The Affordable Care Act, or “Obamacare,” was Barack Obama’s signature legislative accomplishment, and the House of Representatives just last week voted to repeal it. At its core, the ACA’s goal was to provide essential healthcare coverage to all Americans, and to prioritize quality of care through hospital reimbursements and a rating system that enforced a culture of accountability in the ways that healthcare organizations treated both staff and patients.
Since the move to repeal and replace narrowly passed in the House with a vote of 217 to 213, it is one step closer to becoming law—it now moves to the Senate. Should the repeal go through, it would mean a great many things for both high-volume healthcare systems and down-market providers, which would have to make major changes in talent strategy to adapt.

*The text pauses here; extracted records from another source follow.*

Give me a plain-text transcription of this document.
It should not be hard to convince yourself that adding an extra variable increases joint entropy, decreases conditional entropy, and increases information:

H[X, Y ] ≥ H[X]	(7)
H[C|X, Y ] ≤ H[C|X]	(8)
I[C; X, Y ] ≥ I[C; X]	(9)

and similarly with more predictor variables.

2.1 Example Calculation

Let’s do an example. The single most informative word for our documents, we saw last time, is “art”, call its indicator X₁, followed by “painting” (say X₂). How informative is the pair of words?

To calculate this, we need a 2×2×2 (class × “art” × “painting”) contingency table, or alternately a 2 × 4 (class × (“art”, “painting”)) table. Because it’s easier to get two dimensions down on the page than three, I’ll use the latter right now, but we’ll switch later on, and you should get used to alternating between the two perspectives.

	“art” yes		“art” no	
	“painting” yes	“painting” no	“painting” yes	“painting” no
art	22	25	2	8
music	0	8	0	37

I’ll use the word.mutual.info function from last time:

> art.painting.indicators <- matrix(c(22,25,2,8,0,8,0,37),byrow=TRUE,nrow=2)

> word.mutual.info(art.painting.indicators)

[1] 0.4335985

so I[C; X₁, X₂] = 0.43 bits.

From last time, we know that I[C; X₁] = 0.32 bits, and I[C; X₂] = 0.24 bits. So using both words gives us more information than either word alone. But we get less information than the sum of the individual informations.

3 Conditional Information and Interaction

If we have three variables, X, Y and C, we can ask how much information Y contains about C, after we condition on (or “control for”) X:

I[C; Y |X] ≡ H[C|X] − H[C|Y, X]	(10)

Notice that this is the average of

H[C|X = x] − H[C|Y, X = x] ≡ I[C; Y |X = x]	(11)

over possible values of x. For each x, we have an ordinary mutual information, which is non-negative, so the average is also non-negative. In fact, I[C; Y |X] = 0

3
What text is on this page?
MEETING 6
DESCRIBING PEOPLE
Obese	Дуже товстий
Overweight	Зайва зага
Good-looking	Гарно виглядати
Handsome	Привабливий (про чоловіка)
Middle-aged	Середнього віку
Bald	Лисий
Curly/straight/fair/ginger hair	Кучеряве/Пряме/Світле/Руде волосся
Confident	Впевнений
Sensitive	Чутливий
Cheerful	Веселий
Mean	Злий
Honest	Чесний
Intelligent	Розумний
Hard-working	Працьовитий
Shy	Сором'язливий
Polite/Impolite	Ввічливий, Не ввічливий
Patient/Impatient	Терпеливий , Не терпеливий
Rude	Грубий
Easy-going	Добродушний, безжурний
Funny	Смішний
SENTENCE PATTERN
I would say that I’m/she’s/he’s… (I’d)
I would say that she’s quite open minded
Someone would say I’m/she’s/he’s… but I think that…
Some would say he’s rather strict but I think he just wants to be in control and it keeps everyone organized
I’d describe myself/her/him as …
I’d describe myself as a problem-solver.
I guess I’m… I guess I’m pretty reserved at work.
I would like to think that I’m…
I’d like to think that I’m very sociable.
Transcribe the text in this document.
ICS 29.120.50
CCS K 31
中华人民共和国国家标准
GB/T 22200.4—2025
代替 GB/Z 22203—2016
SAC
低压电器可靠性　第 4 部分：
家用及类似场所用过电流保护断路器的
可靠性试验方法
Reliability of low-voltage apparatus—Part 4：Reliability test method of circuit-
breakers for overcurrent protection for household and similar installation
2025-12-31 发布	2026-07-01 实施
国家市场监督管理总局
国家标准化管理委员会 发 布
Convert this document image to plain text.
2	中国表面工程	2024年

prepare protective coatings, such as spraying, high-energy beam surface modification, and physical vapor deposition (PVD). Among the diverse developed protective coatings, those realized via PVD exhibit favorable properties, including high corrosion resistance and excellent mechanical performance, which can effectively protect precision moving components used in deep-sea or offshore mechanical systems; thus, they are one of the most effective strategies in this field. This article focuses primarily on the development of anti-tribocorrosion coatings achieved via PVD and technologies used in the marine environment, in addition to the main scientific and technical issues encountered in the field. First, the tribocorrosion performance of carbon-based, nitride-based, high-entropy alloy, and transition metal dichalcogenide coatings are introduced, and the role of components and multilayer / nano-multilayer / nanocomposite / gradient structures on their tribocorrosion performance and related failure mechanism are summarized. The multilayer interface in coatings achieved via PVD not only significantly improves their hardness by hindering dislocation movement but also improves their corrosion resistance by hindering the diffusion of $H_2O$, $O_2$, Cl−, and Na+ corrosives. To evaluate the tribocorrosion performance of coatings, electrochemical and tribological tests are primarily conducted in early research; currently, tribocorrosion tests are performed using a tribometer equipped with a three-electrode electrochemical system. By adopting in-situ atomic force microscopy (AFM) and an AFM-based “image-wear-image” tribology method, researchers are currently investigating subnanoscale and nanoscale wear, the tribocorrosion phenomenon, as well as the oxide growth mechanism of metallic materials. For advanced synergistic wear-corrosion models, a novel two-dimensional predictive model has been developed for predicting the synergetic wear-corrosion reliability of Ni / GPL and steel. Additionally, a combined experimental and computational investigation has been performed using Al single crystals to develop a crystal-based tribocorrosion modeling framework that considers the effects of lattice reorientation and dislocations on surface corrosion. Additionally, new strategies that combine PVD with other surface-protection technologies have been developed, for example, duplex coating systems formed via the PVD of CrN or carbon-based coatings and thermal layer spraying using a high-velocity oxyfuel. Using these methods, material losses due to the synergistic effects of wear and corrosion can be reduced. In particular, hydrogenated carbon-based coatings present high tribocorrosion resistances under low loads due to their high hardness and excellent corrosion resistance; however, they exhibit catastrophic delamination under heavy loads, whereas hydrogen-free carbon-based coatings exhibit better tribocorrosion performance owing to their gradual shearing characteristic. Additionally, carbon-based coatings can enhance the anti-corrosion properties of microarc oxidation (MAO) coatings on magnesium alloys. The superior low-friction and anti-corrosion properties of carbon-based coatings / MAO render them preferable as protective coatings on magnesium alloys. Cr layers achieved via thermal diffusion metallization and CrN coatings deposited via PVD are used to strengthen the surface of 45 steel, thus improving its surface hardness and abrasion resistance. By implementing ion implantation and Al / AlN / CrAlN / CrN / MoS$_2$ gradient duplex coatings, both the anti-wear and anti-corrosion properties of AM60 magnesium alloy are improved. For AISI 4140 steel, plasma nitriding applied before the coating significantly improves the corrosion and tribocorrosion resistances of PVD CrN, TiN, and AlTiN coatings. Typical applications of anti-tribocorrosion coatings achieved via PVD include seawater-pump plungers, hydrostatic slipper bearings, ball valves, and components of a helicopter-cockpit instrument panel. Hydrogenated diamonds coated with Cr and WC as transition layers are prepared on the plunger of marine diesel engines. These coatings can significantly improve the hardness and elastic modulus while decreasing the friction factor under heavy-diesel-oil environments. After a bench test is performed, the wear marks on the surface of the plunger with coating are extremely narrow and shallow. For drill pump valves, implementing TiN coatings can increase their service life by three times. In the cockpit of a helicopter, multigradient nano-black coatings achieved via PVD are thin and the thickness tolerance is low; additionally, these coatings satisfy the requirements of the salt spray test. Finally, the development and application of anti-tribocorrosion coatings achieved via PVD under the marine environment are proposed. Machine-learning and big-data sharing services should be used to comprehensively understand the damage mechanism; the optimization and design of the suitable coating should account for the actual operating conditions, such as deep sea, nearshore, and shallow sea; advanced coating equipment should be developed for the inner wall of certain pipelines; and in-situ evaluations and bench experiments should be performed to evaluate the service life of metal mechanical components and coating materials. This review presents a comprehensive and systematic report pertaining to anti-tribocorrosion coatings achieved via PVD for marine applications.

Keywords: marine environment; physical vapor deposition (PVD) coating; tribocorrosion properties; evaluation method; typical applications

Major Hospital Systems will lose funding and cut jobs. In January, the major healthcare providers in northeast Ohio banded together to warn the next administration about the impact an ACA repeal would have on the regional economy. Cleveland Clinic, UHHospitals, and the Sisters of Charity Health System publicly agreed that “Statewide, an analysis for the American Hospital Association warns of Ohio hospital losses totaling $15 billion between 2018 and 2026.”
Since healthcare is the largest source of employment in Ohio, the cuts would mean the loss of thousands of jobs, and a dramatic reduction in essential healthcare services. Since a single vacancy in nursing can cost around $33k, hospitals will need to prioritize retention when considering talent strategy.
At the most basic level, the loss of thousands of healthcare jobs would put significant pressure on healthcare organizations nationwide. With fewer healthcare providers, there would be an increase in the need to turn over patients, and by extension, less emphasis on quality of care. The metrics used to measure wait times, value of treatment, and patient satisfaction would take a backseat role to addressing patient volumes. The importance of measuring outcome-based goals would diminish as hospitals are forced to do more with less.
The ACA’s rewards and penalties would have a major impact on quality of care. While HCAHPS was established apart from the Affordable Care Act in 2002, the establishment of the Value Based Care Initiative was what “weaponized” that metric. Hospital and health systems made sweeping changes to their talent strategies to prioritize quality of care and preventative care practices in order to maximize Medicare and Medicaid reimbursements.
A repeal would threaten those reimbursements, to the tune of “168.5 billion dollars between 2018 and 2026” according to a report filed by Rick Pollack, AHA president and CEO, and Chip Kahn, FAH president and CEO. The quality of care standards for hospitals would essentially move from top priority to last, unless the new healthcare legislation accounts for them in the way it processes hospital reimbursements.
With HCAHPS scores and Joint Commission Reviews meaning less to hospital leadership, it will cause a shift in what metrics and organizational priorities will be reflected in both the hiring practices and performance reviews that are conducted.
With smaller hospitals and health systems threatened, there will be a higher concentration of specialized healthcare talent, and greater demand for their services. With repeal and replacement legislation signifying a “death knell” for smaller healthcare providers, the best practitioners will seek out larger healthcare systems or privatize their offerings. With a larger pool of specialized caregivers, the competition for top talent will scale up dramatically—as will the demand for their services.
In order to retain the quality of top-level specialists and staff, healthcare organizations will have to innovate with their own talent strategies. Hospitals will be forced to be accountable for the career tracks of their best performers, and will need to provide the most competitive and comprehensive pay and bonus plans to keep quality of care consistent. With PeopleFluent’s focus on “Outcome Based Goals,” it’s easier than ever to identify, prioritize, and take action on improving performance metrics in healthcare.
With the threat of “safety net hospitals” losing upwards of “$40 billion dollars” in rural communities, this may be the very thing that puts them under. Since the ACA extended Medicaid coverage to tens of thousands of uninsured patients in smaller communities, these same hospitals may not continue to have the resources to keep the best front-line staff and physicians around.
With focus shifted away from HCAHPS, nursing staff could potentially become free to focus entirely on patient care. In my own conversations with healthcare HR leadership, I've learned that there isn't a strong focus on the temperaments of nurses and administrative staff. If consumer assessments of area hospitals continue to focus on the attitudes and manners of the healthcare professionals that interact directly with patients, there is a chance that a perceived ‘bad attitude’ would mean more to a hospital’s funding than a patient who was treated and discharged without readmission.
No matter what happens, the ACA’s replacement would invariably need to focus on how healthcare organizations receive funding; the core argument is whether Value Based Care is an essential pillar of the single-payer health system, and how the ensuing re-prioritization will impact the talent strategies that hospitals implement. With less funding and a higher demand for top-performing healthcare professionals, one thing is certain—the quality of care will change, and we will need to be ready for it.